Discarica Siculiana, nuove accuse di Marino: “Basta alla prepotenza di Catanzaro”

“Ritengo che la tracotanza assunta da gestori privati di discariche, non esercenti una mera attività di impresa, ma concessionari di un servizio pubblico, spesso in regime di monopolio nei territori di pertinenza, abbia superato ogni limite, che questa amministrazione, a differenza del passato, non e’ disponibile ad accettare”.
Lo ha scritto in una nota l’assessore regionale all’Energia, Nicolò Marino, riferendosi al gruppo Catanzaro Costruzioni Srl dell’imprenditore Giuseppe Catanzaro, vice presidente di Confindustria Sicilia, che nei giorni scorsi ha preannunciato una querela proprio nei confronti del componente della giunta Crocetta. “Chiuderemo presto con il passato – ha aggiunto Marino – non accadrà più che l’amministrazione della cosa pubblica in Sicilia determini condizioni di oligopolio o monopolio privato nel ‘pubblico servizio’ della gestione delle discariche: anzi, si stanno valutando gli atti amministrativi che hanno scelleratamente consentito questa anomalia del sistema. Per il presente non potranno più essere mantenute in Sicilia discariche non dotate di impiantistica secondo quanto previsto dalle direttive comunitarie esistenti, pena la revoca delle autorizzazioni rilasciate”. Il gruppo Catanzaro gestisce la discarica di contrada Matarana tra Siculiana e Montallegro.

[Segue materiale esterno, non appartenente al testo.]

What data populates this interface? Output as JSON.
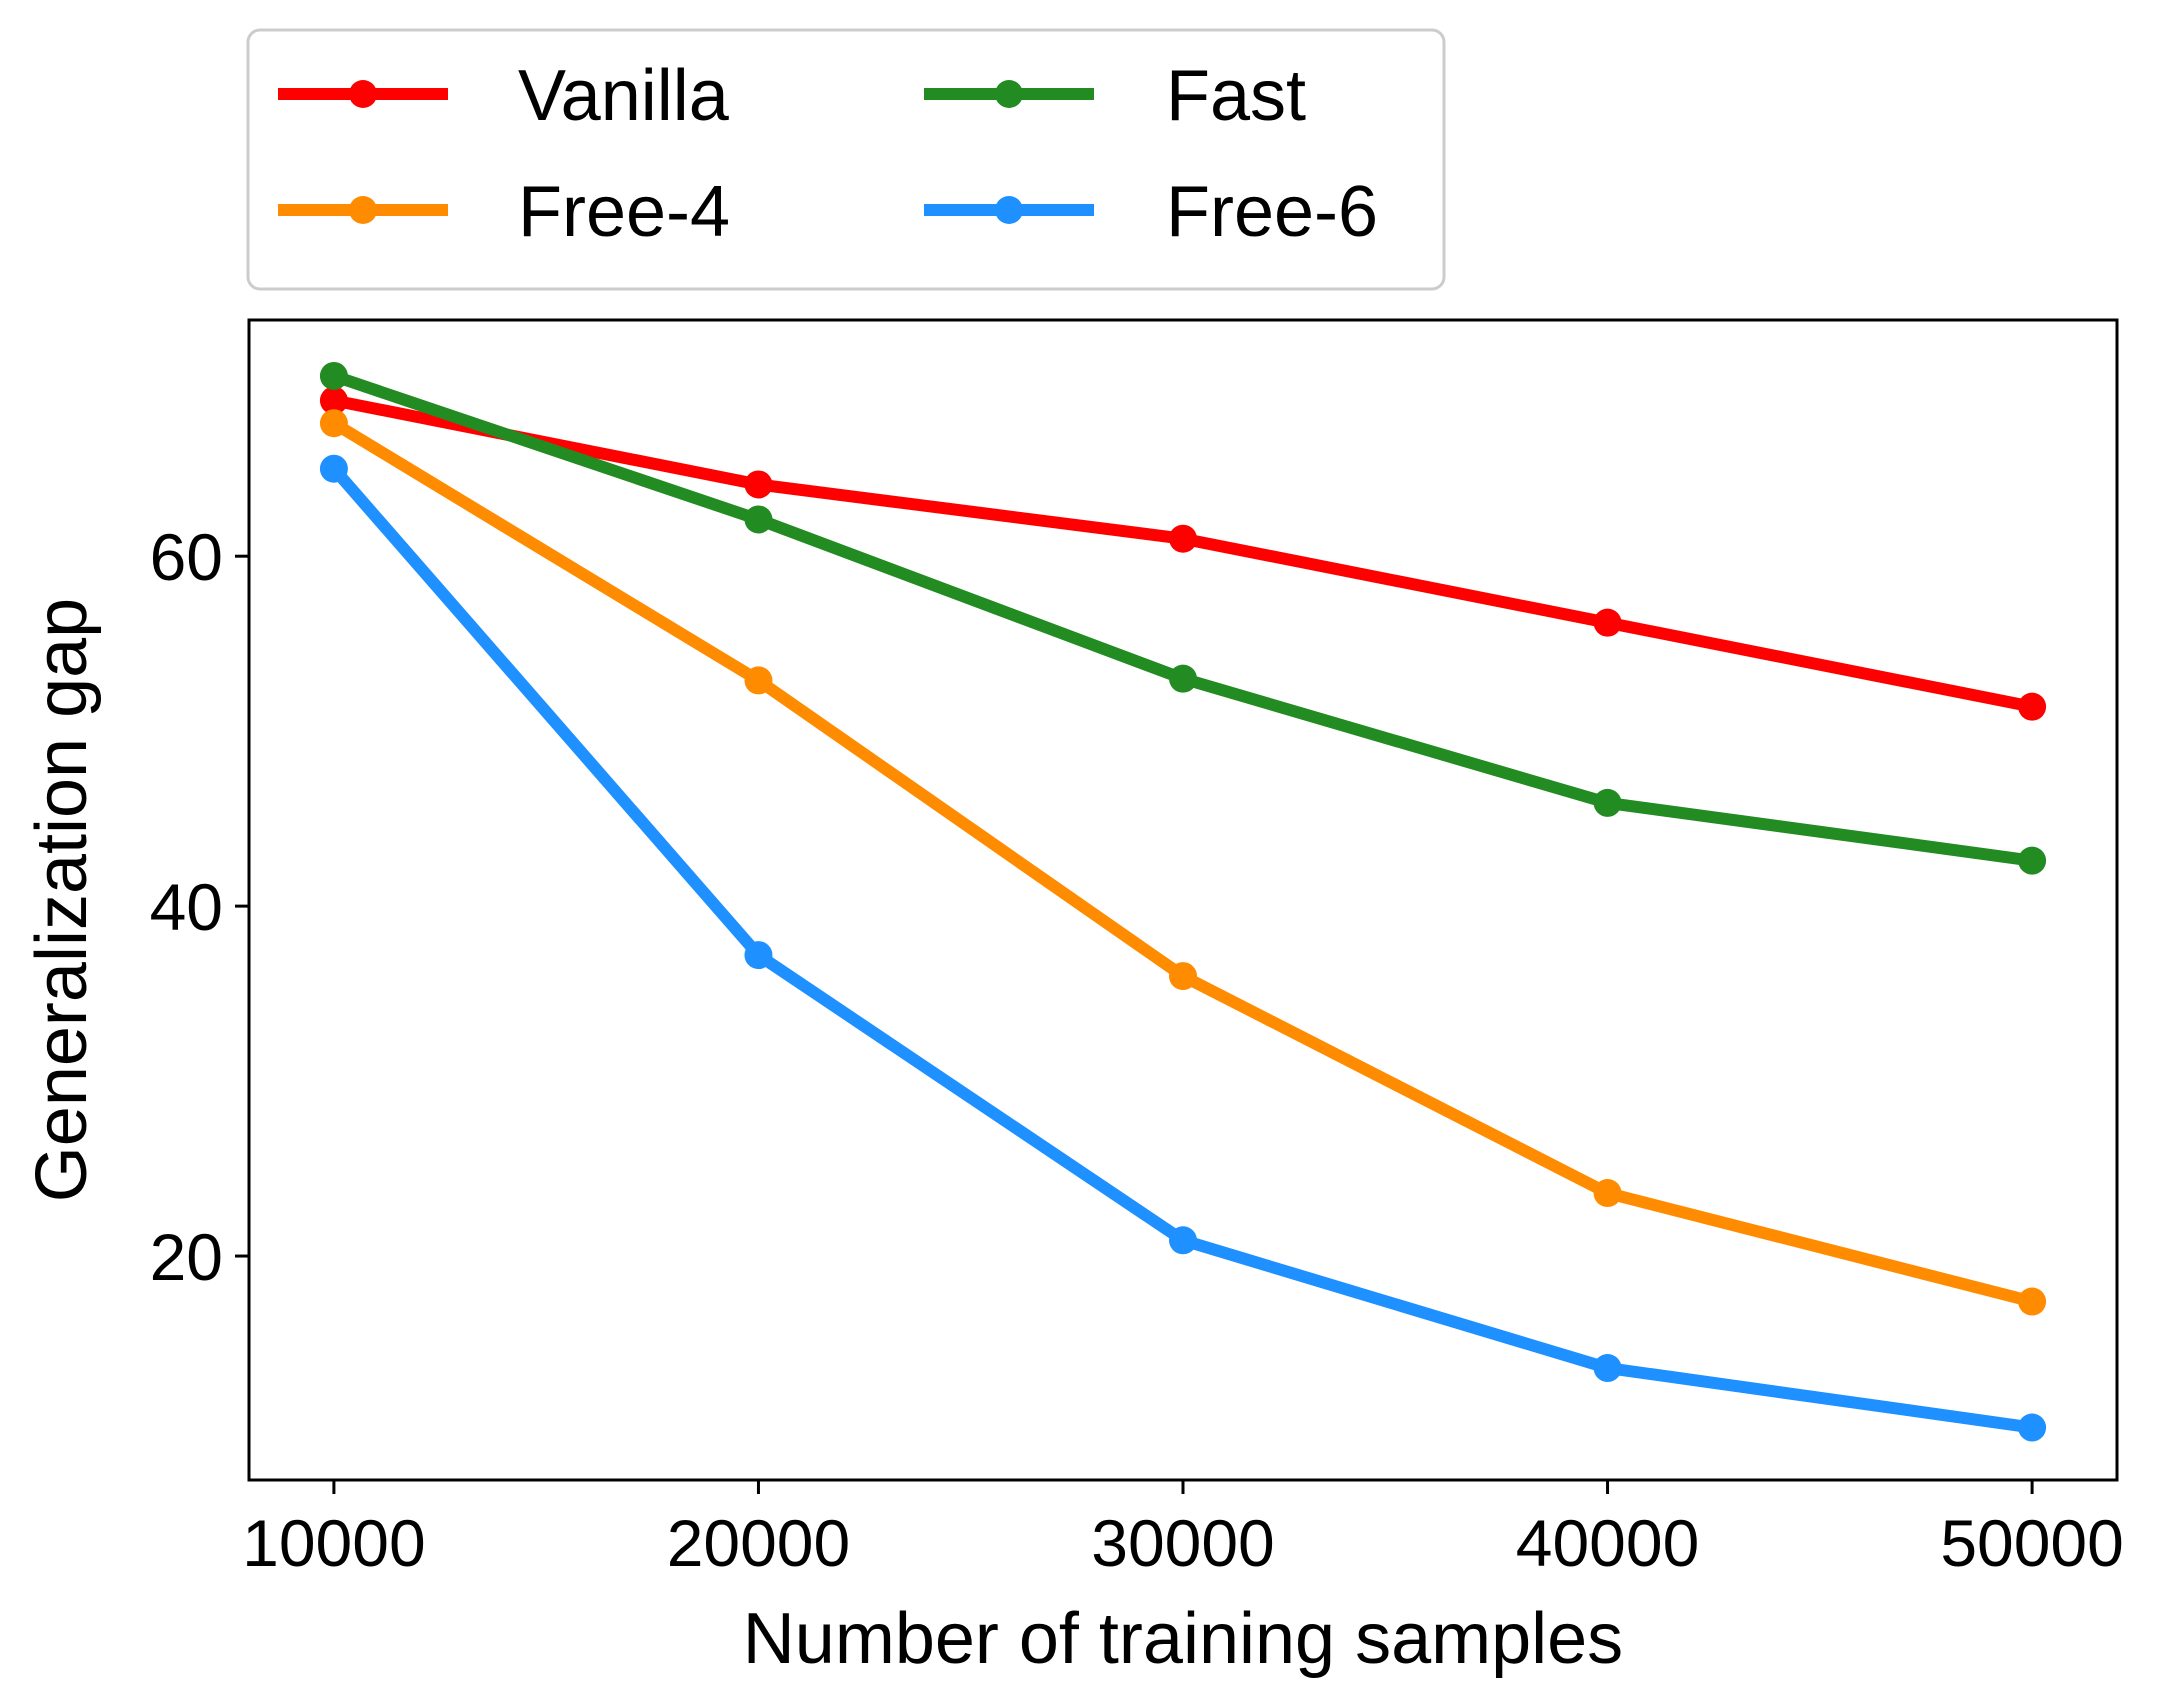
{
  "chart_data": {
    "type": "line",
    "title": "",
    "xlabel": "Number of training samples",
    "ylabel": "Generalization gap",
    "x": [
      10000,
      20000,
      30000,
      40000,
      50000
    ],
    "xlim": [
      8000,
      52000
    ],
    "ylim": [
      7.2,
      73.5
    ],
    "xticks": [
      10000,
      20000,
      30000,
      40000,
      50000
    ],
    "xtick_labels": [
      "10000",
      "20000",
      "30000",
      "40000",
      "50000"
    ],
    "yticks": [
      20,
      40,
      60
    ],
    "ytick_labels": [
      "20",
      "40",
      "60"
    ],
    "grid": false,
    "legend_position": "top-left outside",
    "series": [
      {
        "name": "Vanilla",
        "color": "#ff0000",
        "values": [
          68.9,
          64.1,
          61.0,
          56.2,
          51.4
        ]
      },
      {
        "name": "Fast",
        "color": "#228b22",
        "values": [
          70.3,
          62.1,
          53.0,
          45.9,
          42.6
        ]
      },
      {
        "name": "Free-4",
        "color": "#ff8c00",
        "values": [
          67.6,
          52.9,
          36.0,
          23.6,
          17.4
        ]
      },
      {
        "name": "Free-6",
        "color": "#1e90ff",
        "values": [
          65.0,
          37.2,
          20.9,
          13.6,
          10.2
        ]
      }
    ]
  }
}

“Questa Amministrazione – ha detto l’assessore Marino – è ben a conoscenza che nel lontano 1995 la Catanzaro Costruzioni s.r.l. ebbe ad aggiudicarsi il servizio per la gestione della discarica di Siculiana in associazione temporamea di imprese con la Forni ed Impianti industriali Ing. De Bartolomeis S.p.a. di Milano (l’unica in possesso dei requisiti per la partecipazione alla gara), questa ultima coinvolta successivamente nell’inchiesta “Trash” della DDA di Palermo, per vicende connesse alla turbativa d’asta in gare per discariche, depuratori ed altri impianti di smaltimento, inchiesta culminata finanche nell’arresto del suo direttore generale, Massimo Tronci, per il reato di associazione per delinquere di stampo mafioso, risultato in rapporti di affari con Riina Salvatore, Buscemi Antonio, Lipari Giuseppe, Virga Vincenzo, Nania Filippo, Brusca Giovanni e Siino Angelo”.


“Questa Amministrazione – ha aggiunto Marino – è ben a conoscenza della partecipazione della Catanzaro Costruzioni S.r.l. alla gara dei Termovalorizzatori nella quale, come sottolinea il T.A.R. Palermo nelle sentenze del 7/30 maggio 2013 nn. 1197/2013, 1199/2013, 1193/2013: “… nel caso concreto, che l’intera procedura è stata condizionata ab origine, da un illegittimo accordo tra le imprese partecipanti per la spartizione territoriale del servizio e per la formulazione di offerte dai contenuti certamente pilotati e non frutto di libere valutazioni di carattere imprenditoriale. In un contesto del genere, qualsiasi prospettiva di libera concorrenza è, di per sé inesistente o fortemente vanificata, con il risultato che l’amministrazione pubblica non può accollare sulle sue spalle, e, giocoforza, su quelle dei contribuenti, la spesa necessaria per lo svolgimento di un servizio di fondamentale importanza per la collettività. E’, con tutta evidenza, il frutto non solo di un sicuro scambio di informazioni, ma addirittura di una preparazione a tavolino del concreto contenuto delle singole offerte, limato al punto tale da non lasciare scoperto neanche uno dei 25 ATO presente sul territorio, evitando, al contempo, l’intersezione delle offerte medesime”.